Медленно начала возвращаться память. Она приподняла голову и взглянула вверх, на лицо Эмис. Да, Эмис. Мокрое от пота и с усталыми глазами, но улыбающееся. И она была Илэйн; да, Илэйн Траканд. Но теперь в ней было еще что-то. Не похожее на узы Стража, но все же похожее. Слабее, но намного прекраснее. Медленно и неуверенно – шея дрожала – она повернула голову и увидела ту, которая была ею самой, лежащую рядом на груди Эмис. Увидела Авиенду: волосы той слиплись, лицо и тело блестело от пота. И она радостно улыбалась. Смеясь, плача, они обняли друг друга так крепко, словно не собирались никогда разжимать объятия.
– Это моя дочь Авиенда, – произнесла Эмис, – а это моя дочь Илэйн, рожденные в один день, в один час. Пусть они всегда оберегают друг друга, поддерживают друг друга, любят друг друга. – Она тихонько засмеялась, устало и ласково. – А теперь пусть кто-нибудь принесет нам одежду, пока я и мои новые дочери не замерзли насмерть!
В эту минуту Илэйн было все равно, замерзнет она насмерть или нет. В слезах, смеясь, она сжимала в объятиях Авиенду. Она обрела свою сестру. О Свет, она обрела сестру!

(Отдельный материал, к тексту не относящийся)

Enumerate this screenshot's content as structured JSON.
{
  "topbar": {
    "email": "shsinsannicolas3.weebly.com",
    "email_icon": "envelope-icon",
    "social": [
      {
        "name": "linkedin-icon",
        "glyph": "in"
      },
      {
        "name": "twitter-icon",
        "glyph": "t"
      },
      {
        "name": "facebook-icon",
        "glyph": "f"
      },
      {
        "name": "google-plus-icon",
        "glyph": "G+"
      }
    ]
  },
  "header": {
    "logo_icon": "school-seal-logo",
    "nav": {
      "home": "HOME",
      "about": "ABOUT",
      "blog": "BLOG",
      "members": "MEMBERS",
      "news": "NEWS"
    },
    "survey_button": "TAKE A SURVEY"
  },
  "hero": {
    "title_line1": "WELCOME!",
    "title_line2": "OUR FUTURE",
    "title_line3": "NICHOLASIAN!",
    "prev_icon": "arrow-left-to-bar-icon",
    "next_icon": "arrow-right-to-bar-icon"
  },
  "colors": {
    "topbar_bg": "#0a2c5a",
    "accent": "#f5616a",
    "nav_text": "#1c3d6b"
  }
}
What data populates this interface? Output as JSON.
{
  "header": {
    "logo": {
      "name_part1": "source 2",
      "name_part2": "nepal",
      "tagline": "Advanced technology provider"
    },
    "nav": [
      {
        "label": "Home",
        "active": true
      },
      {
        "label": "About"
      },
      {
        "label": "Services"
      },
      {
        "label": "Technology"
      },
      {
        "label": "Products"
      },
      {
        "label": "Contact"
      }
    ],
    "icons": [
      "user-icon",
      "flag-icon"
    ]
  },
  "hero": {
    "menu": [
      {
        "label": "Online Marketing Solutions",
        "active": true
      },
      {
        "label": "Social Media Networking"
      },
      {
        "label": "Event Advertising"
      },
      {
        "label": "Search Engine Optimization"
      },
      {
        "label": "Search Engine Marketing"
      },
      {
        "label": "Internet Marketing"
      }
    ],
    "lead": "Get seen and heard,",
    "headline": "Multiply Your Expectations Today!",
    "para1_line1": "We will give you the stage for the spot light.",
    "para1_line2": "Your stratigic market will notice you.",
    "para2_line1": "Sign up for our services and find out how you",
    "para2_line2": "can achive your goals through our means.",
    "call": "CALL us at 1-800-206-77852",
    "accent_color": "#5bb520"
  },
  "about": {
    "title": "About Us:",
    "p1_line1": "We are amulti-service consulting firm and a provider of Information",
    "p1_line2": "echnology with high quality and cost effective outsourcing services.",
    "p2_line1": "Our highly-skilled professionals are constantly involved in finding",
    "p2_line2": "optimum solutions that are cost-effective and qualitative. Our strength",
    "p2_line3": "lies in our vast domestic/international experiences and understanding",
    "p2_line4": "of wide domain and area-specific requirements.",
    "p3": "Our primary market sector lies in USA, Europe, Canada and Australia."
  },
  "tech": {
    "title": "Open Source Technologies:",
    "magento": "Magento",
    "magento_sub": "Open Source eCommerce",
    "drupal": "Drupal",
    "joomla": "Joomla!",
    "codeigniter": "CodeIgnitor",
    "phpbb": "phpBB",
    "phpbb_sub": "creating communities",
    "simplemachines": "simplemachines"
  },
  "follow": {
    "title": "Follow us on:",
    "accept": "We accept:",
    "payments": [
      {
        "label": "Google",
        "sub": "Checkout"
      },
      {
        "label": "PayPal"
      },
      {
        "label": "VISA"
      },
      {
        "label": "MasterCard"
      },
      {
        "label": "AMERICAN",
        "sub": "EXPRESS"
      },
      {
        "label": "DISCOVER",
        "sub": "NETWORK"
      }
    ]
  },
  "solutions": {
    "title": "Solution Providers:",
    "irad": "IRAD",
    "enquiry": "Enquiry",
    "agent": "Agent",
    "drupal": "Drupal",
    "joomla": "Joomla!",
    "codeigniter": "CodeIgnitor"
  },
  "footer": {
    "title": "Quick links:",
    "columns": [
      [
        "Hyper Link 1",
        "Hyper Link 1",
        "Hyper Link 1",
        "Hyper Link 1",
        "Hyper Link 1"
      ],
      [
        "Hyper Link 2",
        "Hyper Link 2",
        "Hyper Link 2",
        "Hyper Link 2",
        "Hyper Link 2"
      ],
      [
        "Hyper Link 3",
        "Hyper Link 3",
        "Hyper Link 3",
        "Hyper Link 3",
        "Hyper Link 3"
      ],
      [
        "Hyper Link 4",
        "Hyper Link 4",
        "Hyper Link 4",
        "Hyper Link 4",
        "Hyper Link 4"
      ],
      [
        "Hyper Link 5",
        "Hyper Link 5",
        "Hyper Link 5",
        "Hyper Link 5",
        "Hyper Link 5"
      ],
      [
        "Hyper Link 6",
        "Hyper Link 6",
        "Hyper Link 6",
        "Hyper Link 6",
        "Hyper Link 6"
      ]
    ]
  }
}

* * *Тувин Газал разбудил шум – шаги других женщин, приглушенные разговоры. Лежа на жесткой узкой койке, она с сожалением вздохнула. Ее руки, сжимавшие глотку Элайды, были всего лишь приятным сном. А эта крохотная каморка с парусиновыми стенами – реальность. Спала она плохо и чувствовала себя разбитой и измотанной. К тому же проспала и позавтракать вряд ли успеет. Тувин неохотно откинула одеяла. Прежде здание представляло собой что-то вроде склада, с толстыми стенами, низким потолком и тяжелыми стропилами, но тепла оно не сохраняло. Изо рта от дыхания вырывался пар, и не успела она опустить ноги на неструганые половицы, как сквозь сорочку сразу принялся кусать морозный утренний воздух. Но даже возникни у нее мысль еще понежиться в постели, того не позволили бы отданные ей приказы. Мерзкие узы Логайна не допускали неподчинения, как бы ей ни хотелось другого.
Тувин всегда старалась думать о нем как о просто Абларе, или в худшем случае – как о мастере Абларе, но всегда в голове появлялось имя Логайн. Имя, приобретшее печальную известность. Логайн, Лжедракон, разгромивший армии своего родного Гэалдана. Логайн, сметший с дороги немногих алтаранцев и мурандийцев, у кого хватило духу попытаться остановить его, пока он не стал угрозой для самого Лугарда. Логайн, укрощенный и каким-то образом вновь обретший способность направлять Силу, посмевший наложить проклятое плетение саидин на Тувин Газал. Какая жалость, что он не приказал ей перестать думать! Она чувствовала его, где-то в глубине своего сознания. Он всегда был там.